Bu girişimden sonraki en önemli projeniz Olden 1772 diyebilir miyiz?

Mesai Karaköy devam ederken Olden 1772 mekânı ile tanıştık. Kurumsal satış müdürümüz Sirkeci'de dolaşırken burayı keşfetmiş. 14 yıl boş kalmış. Biz bu mekânı 10 yıllığına kiraladık. 2022 yılının Kasım ayında açılışını yaptık. İnanılmaz bir talep aldık. Öyle ki telefonlara yetişemez olduk. Bu yüzden rezervasyon sistemini entegre ettik. Şimdi online üzerinden rezervasyon işlemlerimiz mevcut ve bu süreler üç ayı bile bulabiliyor. Mekânda yer konusunda hiç kimseye ayrıcalığımız ve önceliğimiz bulunmuyor. Bu konuda oldukça titiz davranıyoruz. Özellikle mekânın Aile dizisiyle patladığını düşünüyorlar ama onlar bize teklifle geldiler. Dizinin bize kattığı tek artı mekânın gündüzleri de çok kalabalık olması oldu. Biz Olden 1772'de etkinlik yapamıyorduk. Üst katlarda otel var. İnsanlar rahatsız olmasınlar diye durdurduk. O nedenle de Samatya'da yer alan Mimar Sinan'ın 16.yüzyılında inşa ettiği muhteşem bir yapıyı kiraladık. Anıtlar Kurulu ile birlikte çalıştık. Asla dokuya zarar vermedik. Buraya da Olden 1545 ismini verdik. Zor bir lokasyonda ama istediğimizi karşılıyor.

Mesai Karaköy varken, aynı zamanda Alaçatı'da da iki ayrı butik oteliniz vardı değil mi?

Evet. İkisi de Alaçatı'da ve 10'ar odadan toplamda 20 odalık otelimiz mevcut. Voger Alaçatı ve Voger Köyiçi. İkisi de premium segmente hitap ediyor.

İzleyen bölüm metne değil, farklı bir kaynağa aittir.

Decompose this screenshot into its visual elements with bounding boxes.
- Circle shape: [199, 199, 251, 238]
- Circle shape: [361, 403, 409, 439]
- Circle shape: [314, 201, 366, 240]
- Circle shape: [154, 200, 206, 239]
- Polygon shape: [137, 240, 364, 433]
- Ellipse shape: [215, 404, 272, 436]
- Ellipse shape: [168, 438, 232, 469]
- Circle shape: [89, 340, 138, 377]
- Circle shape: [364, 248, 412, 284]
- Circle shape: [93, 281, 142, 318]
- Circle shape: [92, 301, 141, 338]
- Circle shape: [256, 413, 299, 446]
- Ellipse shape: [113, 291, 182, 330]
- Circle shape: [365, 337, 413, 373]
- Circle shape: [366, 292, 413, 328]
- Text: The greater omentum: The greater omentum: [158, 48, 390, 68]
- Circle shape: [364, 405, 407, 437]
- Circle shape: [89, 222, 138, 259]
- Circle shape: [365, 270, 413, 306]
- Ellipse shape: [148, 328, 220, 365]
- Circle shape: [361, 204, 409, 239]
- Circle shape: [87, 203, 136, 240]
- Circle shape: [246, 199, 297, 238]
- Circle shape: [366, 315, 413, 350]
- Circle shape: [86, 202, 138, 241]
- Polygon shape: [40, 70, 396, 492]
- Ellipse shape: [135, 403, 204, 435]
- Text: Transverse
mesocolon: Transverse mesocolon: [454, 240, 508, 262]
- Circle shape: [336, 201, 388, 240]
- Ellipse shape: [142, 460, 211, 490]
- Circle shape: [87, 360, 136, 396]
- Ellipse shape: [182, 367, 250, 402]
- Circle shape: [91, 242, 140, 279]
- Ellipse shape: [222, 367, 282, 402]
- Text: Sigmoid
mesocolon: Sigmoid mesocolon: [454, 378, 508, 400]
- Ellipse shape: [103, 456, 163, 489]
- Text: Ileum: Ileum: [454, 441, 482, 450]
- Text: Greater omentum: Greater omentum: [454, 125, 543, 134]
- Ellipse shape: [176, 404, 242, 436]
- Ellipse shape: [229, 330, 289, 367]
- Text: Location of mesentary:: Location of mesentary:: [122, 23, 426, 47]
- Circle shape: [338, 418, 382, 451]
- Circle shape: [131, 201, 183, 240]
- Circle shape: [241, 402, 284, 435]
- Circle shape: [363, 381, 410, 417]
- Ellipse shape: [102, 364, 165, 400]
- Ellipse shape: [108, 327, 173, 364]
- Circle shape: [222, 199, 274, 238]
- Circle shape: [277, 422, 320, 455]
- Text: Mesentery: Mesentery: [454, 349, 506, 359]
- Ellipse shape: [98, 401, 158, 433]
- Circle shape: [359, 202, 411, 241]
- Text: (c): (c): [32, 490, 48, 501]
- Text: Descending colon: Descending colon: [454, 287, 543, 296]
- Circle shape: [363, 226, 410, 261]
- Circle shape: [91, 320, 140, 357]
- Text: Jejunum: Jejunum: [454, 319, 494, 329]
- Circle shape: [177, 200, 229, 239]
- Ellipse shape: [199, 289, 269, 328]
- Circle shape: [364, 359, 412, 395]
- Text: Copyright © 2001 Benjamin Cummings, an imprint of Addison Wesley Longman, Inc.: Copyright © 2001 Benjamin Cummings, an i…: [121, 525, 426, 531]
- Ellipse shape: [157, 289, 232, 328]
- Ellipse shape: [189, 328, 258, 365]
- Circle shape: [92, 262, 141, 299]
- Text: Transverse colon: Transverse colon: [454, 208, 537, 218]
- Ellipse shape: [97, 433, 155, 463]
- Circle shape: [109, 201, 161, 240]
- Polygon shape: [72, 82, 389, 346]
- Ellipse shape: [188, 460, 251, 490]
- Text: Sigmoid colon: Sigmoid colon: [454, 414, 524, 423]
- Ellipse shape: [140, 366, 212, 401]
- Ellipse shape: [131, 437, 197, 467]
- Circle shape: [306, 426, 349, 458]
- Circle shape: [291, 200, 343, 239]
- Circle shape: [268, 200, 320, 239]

Biz genel itibariyle satın alma değil kiralama yapıyoruz. Şu anda bize ait satın alınmış bir mülk bulunmuyor. Genelde 10 yıllığına kiralıyoruz. Süre dolduğunda beş yıl daha uzatıyoruz. Biz ilk otelimize 150 bin dolar, ikinci otelimizin tadilatına ise 60 bin dolara yakın harcama yaptık. Bu tadilatları yaparak otelleri kendi çizgimize getirdik. Otellerin kiraları oldukça yüksek. Bizim en kuvvetli markamız Olden 1772. Buradaki tüm kazancımızla yeni projelere giriş yapıyoruz.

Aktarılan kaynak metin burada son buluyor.